Methods: A total of 11 patients with severe functional MR (mean age 73 ± 9.2 years, 65% men) who underwent CT prior and post transcatheter direct mitral annuloplasty with Cardioband were evaluated. A minimun distance of 4 mm (from left ventricular endocardium to the anchor) with an angle of anchor's penetration of 45° was set in these patients during CT analyses. The minimum distance from the projected anchor to Cx was measured, in end-systole and end-diastole, analysing every 30° several points occurring from the anterolateral commissure to the end of the P1 region, in a counterclockwise fashion.
Results: In 10 out of 11 patients a right coronary dominance was present. The narrowest course of the Cx from the projected anchor was found during diastole, at the initial and middle portion of P1 segment, with a minimal distance of 3.95 mm (IQR 2.9-5.6). Median Cx displacement in P1 between systole and diastole was 1.85 mm (IQR 1.1-2.3). At the level of the anterolateral trigone minimal distance of Cx from the projected anchor was 5.9 mm (IQR 4.7-8.1), with Cx displacement of 0.7 mm (IQR 0.4-1.3).

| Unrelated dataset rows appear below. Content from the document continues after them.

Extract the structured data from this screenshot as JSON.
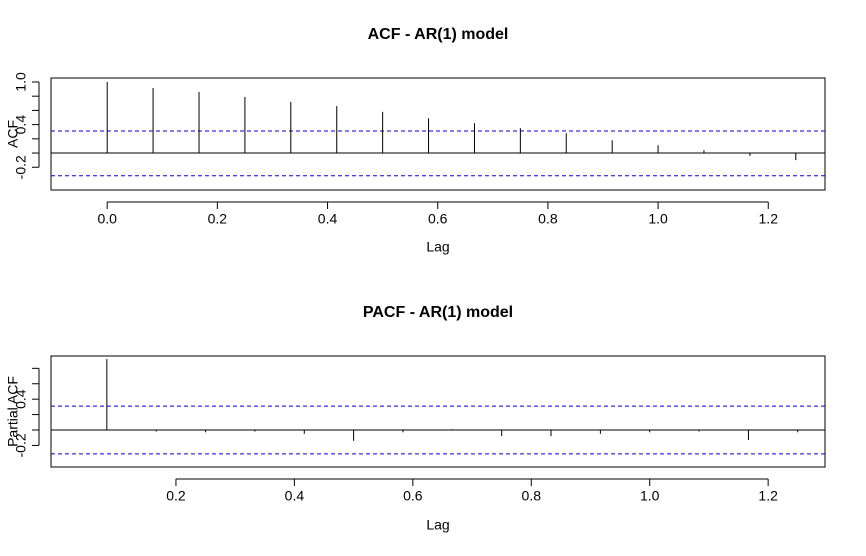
{
  "chart_data": [
    {
      "type": "stem",
      "title": "ACF - AR(1) model",
      "x_label": "Lag",
      "y_label": "ACF",
      "x": [
        0,
        0.0833,
        0.1667,
        0.25,
        0.3333,
        0.4167,
        0.5,
        0.5833,
        0.6667,
        0.75,
        0.8333,
        0.9167,
        1.0,
        1.0833,
        1.1667,
        1.25
      ],
      "values": [
        1.0,
        0.915,
        0.86,
        0.79,
        0.72,
        0.66,
        0.58,
        0.49,
        0.42,
        0.35,
        0.28,
        0.18,
        0.11,
        0.04,
        -0.04,
        -0.1
      ],
      "color": "#000000",
      "xlim": [
        -0.102,
        1.303
      ],
      "ylim": [
        -0.52,
        1.056
      ],
      "xticks": [
        {
          "value": 0,
          "label": "0.0"
        },
        0.2,
        0.4,
        0.6,
        0.8,
        {
          "value": 1,
          "label": "1.0"
        },
        1.2
      ],
      "yticks": [
        -0.2,
        0.4,
        {
          "value": 1,
          "label": "1.0"
        }
      ],
      "yminorticks": [
        0,
        0.2,
        0.6,
        0.8
      ],
      "confidence_bounds": [
        0.31,
        -0.32
      ],
      "bound_color": "#0000cc"
    },
    {
      "type": "stem",
      "title": "PACF - AR(1) model",
      "x_label": "Lag",
      "y_label": "Partial ACF",
      "x": [
        0.0833,
        0.1667,
        0.25,
        0.3333,
        0.4167,
        0.5,
        0.5833,
        0.6667,
        0.75,
        0.8333,
        0.9167,
        1.0,
        1.0833,
        1.1667,
        1.25
      ],
      "values": [
        0.92,
        -0.02,
        -0.03,
        -0.02,
        -0.05,
        -0.14,
        -0.03,
        0.01,
        -0.08,
        -0.08,
        -0.05,
        -0.03,
        -0.02,
        -0.13,
        -0.03
      ],
      "color": "#000000",
      "xlim": [
        -0.011,
        1.296
      ],
      "ylim": [
        -0.48,
        0.96
      ],
      "xticks": [
        0.2,
        0.4,
        0.6,
        0.8,
        {
          "value": 1,
          "label": "1.0"
        },
        1.2
      ],
      "yticks": [
        -0.2,
        0.4
      ],
      "yminorticks": [
        0,
        0.2,
        0.6,
        0.8
      ],
      "confidence_bounds": [
        0.31,
        -0.31
      ],
      "bound_color": "#0000cc"
    }
  ]
}
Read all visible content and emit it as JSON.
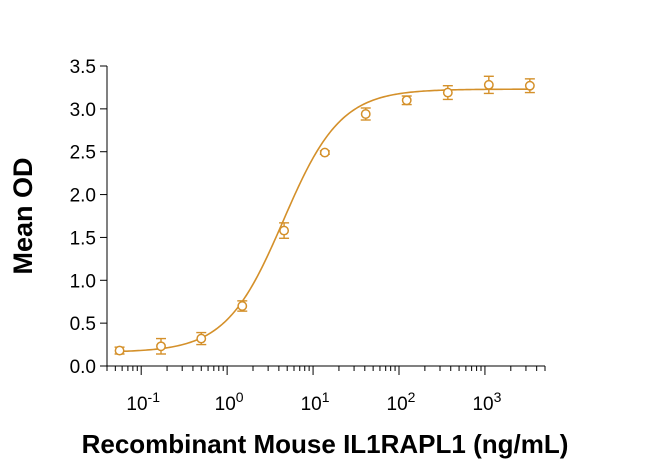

In Cardioband´s pre- and post-implant CT analyses comparison, the mean distance of Cx from the projected anchors increases of 3.3 ± 0.5 mm in systole and of 2.5 ± 0.2 mm in diastole. These measurements were reproducible in all patients, regardless of left coronary dominance.
Conclusions: This dynamic CT study compares the distance and displacement of the Cx during the cardiac cycle, pre- and post Cardioband implantation. The narrowest areas of Cx, in correspondence of P1 increases its distance from the anchors after Cardioband cinching, improving procedural safety profile.